There is a broader signal here for Australian agtech. Virtual fencing has largely been pitched at extensive rangeland grazing, where the appeal is managing animals across country too big to fence economically. Pushing it into the tight, high-value context of a cropping paddock is a different test, one that demands frequent boundary changes and reliable responses close to a valuable crop. A 95 per cent audio-only rate under those conditions is the kind of number that turns a research curiosity into a purchasing decision.
What comes next
The collars in this study were pre-commercial, which places the work at the edge of what is available to buy rather than a finished product. The near-term question is cost and reliability at scale: whether the per-collar economics stack up on a commercial herd, and whether the containment holds through the messier realities of breeding stock, variable terrain and shifting water.
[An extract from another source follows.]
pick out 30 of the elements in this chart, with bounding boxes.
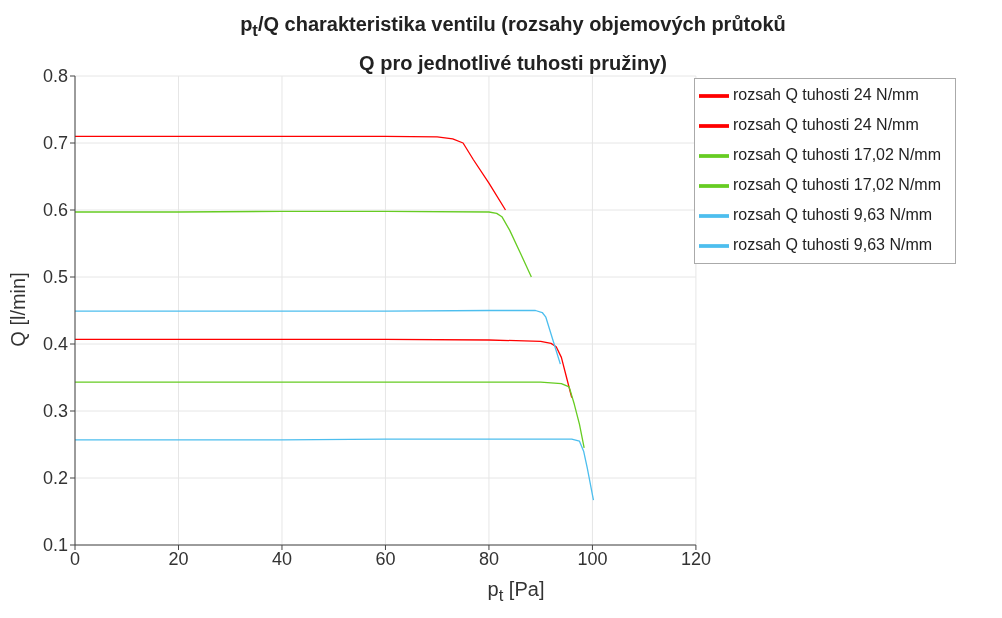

For Australian mixed farmers, the trial offers a concrete proof point that AI-driven fencing can operate inside the crop, not just around the mob. If the commercial products match the trial numbers, the fence line may become one more variable a grower manages on a screen, alongside sowing rate and nitrogen. The land-use pressure driving farmers to run cattle and crops on the same hectares is not easing, and that is precisely the pressure this technology is built to relieve.
Sources: CSIRO — Virtual fencing takes on mixed cropping systems; Beef Central — Virtual fencing takes on mixed cropping/grazing systems; Animal Production Science — Applying virtual fencing technology for grazing and crop management.